A 20 meses de su salida de Los Pinos, no
se vislumbra que el país mejore en sus parámetros más sensibles y urgentes: más
seguridad, mejor economía, menos corrupción, castigo a los corruptos, mayor
sensibilidad gubernamental a los reclamos ciudadanos, menos pobreza. Muy al
contrario: la situación podría empeorar con el embate racista y enfermizo de
Donald Trump que ya le causa estragos a la economía nacional con la cancelación
de inversiones y empleos. De entrada, Trump le marcó agenda a Peña Nieto.

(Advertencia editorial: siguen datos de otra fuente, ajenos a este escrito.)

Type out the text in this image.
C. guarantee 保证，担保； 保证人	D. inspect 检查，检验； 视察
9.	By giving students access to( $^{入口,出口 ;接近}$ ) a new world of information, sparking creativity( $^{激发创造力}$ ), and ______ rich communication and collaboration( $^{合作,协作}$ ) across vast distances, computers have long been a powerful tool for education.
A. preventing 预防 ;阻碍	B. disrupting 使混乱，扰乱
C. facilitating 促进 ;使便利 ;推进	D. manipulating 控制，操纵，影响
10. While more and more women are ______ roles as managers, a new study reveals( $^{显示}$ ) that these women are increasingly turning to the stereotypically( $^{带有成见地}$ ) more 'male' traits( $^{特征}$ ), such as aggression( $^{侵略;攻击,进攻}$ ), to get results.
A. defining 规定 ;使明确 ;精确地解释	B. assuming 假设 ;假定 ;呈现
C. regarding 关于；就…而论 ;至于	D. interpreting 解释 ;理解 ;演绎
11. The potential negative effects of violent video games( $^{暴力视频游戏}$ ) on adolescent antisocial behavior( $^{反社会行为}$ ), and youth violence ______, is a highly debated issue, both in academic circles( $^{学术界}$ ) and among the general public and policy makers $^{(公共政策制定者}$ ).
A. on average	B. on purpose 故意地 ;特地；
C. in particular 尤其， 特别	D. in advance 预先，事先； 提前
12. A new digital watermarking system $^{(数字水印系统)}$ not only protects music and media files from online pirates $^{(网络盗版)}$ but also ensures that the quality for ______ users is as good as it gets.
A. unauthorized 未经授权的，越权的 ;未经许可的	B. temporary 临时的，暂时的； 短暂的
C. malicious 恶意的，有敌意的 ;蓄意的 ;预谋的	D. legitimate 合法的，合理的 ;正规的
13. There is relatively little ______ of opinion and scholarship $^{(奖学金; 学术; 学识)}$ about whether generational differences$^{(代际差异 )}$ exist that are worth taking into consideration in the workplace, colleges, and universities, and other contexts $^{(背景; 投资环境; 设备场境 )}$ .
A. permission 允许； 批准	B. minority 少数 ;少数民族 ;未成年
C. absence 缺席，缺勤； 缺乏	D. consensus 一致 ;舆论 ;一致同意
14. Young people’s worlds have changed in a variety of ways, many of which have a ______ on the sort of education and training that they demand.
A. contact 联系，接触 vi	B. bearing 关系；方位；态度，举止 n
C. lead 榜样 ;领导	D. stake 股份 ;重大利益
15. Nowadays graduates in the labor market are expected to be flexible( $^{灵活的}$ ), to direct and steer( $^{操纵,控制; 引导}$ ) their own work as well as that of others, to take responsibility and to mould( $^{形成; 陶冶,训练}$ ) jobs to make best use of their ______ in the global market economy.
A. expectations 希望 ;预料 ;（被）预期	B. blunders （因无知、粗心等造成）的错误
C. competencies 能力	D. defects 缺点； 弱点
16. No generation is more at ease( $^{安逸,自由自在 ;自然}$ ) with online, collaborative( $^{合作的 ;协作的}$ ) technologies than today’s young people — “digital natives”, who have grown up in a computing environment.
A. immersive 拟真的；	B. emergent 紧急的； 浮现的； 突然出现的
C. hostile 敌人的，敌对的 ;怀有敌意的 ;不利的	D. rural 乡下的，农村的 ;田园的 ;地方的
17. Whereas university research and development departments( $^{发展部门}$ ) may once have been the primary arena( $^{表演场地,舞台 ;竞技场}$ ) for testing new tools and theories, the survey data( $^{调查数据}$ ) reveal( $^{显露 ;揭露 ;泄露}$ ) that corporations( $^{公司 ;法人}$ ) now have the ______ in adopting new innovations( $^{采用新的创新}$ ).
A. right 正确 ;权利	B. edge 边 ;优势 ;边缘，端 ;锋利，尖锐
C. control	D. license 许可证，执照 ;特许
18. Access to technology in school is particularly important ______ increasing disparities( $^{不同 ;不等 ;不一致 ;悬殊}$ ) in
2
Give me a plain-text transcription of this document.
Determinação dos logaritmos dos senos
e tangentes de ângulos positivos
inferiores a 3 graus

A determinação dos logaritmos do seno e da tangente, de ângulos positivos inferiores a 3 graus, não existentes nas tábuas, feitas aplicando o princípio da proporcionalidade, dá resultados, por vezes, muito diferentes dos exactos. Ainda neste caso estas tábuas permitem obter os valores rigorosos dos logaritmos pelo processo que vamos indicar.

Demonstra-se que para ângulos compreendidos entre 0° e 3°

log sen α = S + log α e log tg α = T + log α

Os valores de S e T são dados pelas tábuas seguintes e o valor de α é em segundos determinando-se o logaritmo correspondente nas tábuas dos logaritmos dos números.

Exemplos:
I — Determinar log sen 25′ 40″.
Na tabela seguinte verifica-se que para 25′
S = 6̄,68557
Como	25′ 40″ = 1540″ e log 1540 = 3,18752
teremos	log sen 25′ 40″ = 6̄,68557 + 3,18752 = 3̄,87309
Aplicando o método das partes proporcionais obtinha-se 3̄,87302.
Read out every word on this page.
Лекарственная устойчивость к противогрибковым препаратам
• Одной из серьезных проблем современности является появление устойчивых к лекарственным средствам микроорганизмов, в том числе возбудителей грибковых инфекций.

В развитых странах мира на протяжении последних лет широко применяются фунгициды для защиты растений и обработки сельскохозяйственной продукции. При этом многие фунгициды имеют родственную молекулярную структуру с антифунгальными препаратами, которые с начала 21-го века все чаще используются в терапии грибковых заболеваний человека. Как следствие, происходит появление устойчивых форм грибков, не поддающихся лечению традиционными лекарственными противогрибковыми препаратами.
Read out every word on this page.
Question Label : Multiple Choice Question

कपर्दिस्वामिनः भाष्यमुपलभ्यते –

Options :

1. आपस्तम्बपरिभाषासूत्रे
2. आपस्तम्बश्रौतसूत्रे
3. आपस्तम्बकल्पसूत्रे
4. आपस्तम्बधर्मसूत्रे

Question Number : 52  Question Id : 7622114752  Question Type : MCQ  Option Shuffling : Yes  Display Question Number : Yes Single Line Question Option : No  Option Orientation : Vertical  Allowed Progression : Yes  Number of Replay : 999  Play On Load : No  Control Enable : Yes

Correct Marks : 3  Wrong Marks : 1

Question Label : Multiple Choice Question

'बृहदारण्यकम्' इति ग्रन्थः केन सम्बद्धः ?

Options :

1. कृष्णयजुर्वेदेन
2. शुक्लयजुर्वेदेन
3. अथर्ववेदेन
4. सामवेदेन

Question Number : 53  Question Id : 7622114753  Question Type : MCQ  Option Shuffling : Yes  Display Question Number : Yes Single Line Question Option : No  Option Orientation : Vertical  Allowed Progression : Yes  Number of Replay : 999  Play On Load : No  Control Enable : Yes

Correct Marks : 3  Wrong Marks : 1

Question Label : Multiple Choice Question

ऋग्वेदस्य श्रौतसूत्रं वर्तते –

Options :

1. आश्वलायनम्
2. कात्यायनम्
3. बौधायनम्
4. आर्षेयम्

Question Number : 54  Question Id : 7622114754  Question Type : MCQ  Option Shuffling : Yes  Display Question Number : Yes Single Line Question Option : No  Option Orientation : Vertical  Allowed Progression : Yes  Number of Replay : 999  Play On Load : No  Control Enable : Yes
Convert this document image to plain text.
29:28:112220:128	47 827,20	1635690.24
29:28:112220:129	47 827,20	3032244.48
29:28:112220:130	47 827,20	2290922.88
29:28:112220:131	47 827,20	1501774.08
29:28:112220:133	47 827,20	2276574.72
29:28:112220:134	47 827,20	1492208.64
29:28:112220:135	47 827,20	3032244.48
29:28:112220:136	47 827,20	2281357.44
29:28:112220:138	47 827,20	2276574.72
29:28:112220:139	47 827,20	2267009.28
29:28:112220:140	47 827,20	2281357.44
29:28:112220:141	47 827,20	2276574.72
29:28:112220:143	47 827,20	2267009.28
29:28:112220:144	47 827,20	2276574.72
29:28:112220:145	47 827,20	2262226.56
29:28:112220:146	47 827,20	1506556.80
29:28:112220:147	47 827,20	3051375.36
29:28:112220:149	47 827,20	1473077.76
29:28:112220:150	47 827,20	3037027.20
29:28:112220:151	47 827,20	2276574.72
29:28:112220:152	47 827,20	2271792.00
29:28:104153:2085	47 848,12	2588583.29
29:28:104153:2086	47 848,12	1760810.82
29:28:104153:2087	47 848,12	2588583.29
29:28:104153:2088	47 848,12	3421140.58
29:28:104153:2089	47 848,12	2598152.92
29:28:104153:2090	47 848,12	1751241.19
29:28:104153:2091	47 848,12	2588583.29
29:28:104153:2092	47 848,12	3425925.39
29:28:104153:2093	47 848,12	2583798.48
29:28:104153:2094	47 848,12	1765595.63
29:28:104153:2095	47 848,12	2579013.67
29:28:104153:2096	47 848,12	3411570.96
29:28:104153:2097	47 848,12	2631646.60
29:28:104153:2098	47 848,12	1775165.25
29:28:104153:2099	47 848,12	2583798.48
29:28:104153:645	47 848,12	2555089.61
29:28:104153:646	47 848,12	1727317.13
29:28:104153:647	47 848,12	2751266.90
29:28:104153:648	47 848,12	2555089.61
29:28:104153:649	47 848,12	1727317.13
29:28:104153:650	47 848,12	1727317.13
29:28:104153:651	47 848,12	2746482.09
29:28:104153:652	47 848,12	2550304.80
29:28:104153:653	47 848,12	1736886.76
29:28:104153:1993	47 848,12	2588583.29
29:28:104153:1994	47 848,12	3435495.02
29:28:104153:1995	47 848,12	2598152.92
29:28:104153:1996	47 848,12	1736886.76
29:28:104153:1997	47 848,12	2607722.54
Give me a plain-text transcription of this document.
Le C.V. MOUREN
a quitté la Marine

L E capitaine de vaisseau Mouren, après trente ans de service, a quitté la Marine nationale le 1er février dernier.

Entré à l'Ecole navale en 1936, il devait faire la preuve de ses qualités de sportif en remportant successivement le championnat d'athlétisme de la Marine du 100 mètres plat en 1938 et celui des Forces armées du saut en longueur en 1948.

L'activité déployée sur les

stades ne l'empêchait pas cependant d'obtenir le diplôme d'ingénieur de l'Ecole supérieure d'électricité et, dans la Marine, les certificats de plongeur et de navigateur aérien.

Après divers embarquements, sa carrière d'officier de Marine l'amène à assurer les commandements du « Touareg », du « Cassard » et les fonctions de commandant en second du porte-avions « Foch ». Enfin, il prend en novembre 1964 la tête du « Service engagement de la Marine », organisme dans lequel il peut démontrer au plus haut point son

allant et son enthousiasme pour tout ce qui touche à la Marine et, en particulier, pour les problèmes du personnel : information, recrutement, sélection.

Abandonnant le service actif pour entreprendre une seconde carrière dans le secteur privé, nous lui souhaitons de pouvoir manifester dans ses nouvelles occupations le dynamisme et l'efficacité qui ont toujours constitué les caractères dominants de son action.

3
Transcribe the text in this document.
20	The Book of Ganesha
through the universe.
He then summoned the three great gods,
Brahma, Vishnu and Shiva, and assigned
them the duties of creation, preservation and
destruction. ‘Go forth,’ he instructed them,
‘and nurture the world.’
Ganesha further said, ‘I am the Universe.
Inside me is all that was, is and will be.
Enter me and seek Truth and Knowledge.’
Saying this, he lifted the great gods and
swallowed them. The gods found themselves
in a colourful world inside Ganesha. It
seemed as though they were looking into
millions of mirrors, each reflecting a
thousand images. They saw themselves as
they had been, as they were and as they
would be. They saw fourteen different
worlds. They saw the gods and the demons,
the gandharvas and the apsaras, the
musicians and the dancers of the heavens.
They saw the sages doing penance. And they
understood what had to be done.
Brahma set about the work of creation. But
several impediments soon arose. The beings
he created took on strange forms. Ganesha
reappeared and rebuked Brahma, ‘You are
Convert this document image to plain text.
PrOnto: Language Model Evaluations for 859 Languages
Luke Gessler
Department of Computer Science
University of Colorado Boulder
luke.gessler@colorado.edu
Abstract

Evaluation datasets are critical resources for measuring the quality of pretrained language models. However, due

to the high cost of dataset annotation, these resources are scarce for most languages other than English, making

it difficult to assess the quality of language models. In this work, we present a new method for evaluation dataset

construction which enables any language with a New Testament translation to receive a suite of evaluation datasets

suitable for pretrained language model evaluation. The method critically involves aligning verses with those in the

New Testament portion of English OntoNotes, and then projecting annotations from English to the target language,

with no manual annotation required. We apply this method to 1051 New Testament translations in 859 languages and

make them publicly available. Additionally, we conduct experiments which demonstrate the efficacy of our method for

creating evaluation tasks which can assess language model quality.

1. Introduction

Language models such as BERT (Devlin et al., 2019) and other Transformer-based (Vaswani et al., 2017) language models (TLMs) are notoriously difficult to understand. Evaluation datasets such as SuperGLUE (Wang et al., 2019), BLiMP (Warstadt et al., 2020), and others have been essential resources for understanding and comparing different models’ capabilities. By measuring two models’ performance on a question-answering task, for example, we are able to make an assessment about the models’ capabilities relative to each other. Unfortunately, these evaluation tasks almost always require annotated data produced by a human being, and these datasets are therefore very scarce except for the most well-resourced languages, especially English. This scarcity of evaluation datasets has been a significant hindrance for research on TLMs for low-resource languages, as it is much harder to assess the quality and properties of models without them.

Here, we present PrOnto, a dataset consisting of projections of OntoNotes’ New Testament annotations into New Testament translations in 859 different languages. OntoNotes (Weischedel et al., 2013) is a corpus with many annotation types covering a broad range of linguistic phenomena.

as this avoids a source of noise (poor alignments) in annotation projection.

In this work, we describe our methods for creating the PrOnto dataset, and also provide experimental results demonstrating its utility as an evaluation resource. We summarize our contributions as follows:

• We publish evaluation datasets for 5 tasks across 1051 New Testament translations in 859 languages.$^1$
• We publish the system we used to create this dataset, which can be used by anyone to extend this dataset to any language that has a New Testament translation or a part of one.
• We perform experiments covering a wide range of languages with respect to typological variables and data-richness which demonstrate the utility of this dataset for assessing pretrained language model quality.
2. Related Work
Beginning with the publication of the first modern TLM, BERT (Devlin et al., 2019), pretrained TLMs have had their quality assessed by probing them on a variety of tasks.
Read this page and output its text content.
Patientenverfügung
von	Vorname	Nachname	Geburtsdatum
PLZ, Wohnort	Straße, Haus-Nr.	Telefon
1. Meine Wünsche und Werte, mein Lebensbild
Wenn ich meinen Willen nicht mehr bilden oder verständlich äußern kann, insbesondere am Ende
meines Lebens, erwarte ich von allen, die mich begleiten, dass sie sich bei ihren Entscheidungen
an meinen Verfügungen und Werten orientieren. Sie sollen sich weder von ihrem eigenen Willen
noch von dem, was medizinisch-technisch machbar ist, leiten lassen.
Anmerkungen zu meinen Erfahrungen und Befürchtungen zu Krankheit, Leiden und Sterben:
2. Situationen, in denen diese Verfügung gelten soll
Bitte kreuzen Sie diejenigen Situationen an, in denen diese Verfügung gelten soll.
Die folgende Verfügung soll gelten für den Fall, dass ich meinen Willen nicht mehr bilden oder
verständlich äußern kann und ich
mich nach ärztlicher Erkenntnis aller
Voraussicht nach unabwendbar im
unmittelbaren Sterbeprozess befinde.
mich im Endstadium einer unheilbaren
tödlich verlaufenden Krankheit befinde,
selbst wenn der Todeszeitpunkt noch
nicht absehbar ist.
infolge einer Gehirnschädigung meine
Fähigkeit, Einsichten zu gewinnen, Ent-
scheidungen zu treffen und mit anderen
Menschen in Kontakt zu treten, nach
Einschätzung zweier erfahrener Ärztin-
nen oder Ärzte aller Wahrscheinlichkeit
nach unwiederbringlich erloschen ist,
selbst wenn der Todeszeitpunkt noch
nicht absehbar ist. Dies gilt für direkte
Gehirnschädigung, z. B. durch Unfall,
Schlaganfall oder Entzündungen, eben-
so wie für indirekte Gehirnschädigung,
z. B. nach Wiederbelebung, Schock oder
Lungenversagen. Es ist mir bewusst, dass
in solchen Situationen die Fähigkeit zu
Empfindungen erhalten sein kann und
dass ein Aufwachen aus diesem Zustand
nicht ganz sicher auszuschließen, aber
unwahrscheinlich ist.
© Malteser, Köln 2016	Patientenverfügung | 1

Es el gringo quien fija hora, fecha, temas de discusión, etc. Enfrentar a Peña contra Trump es como
enfrentar a los Gallos Blancos contra el Real Madrid. No hay punto de
comparación.
VACÍO DE AUTORIDAD.
Al aislarse del país y, por tanto, de lo que sucede en su entorno, Peña Nieto ha provocado un vacío de
autoridad que está siendo devorado por la dinámica de la sucesión presidencial
en 2018. Los vacíos se llenan: los grupos que pretenden arrebatarle a Peña el
control sucesorio, han entrado en franca batalla por la candidatura
presidencial. Allí están Videgaray – al frente del equipo de Los Pinos-; Osorio
Chong – arrinconado aunque, precisamente por ello, peligroso-; Manlio Fabio
Beltrones – engallado por la ausencia de autoridad presidencial y dispuesto a
buscar la candidatura apoyado por gobernadores, teniendo como plan B a su
cachorra, Claudia Pavlovich-; Ivonne Ortega – ex gobernadora yucateca que ya
está, sin tapujos, buscando la candidatura presidencial priista-. Los grupos de
poder priistas, ante la evidente debilidad de Peña Nieto, buscan la candidatura
y, en ese lance, darían el tiro de gracia a un país que sería rehén de las
ambiciones políticas en lo que resta del gobierno de EPN.
2018 Y LA CRISPACIÓN
POLÍTICO-SOCIAL. Si Peña Nieto se
aferra a una presidencia débil, desprestigiada e inoperante, la crispación
social y el entorno político rumbo al 2018 se agravarían. El empecinamiento de un mandatario
disminuido como Peña Nieto al tratar de imponer al candidato presidencial del
PRI e intentar descarrilar a López Obrador – cada vez más consolidado-, podrían
desembocar en una crisis nacional de consecuencias aún más funestas para el
país. Cada día que transcurre con Peña en Los Pinos, es un día que acumula
mayores rencores políticos y sociales. Bien ganado lo tiene el mexiquense. Peña
ya no une. Desune. Por ello, se necesitaría a un gobierno de transición que
llevara a buen puerto las elecciones presidenciales del 2018. Evitar el choque
mortal y frontal.
Estoy seguro que Enrique Peña Nieto se aferrará a la
presidencia, sin importar que en su
necedad, lleve al país a una crisis político-económico-social aún más grave y
que se agudice de cara al 2018.
Al no ser estadista, Peña optará por la imagen personal en
lugar de anteponer la viabilidad de México a futuro.
De ser estadista, Peña ya estaría considerando solicitar
licencia al cargo, reconociendo el fracaso de su gobierno y permitiendo a un
gobierno de transición medio enderezar las cosas de aquí a 20 meses.
Pero no lo hará. Al
Presidente le importa Peña Nieto. No México.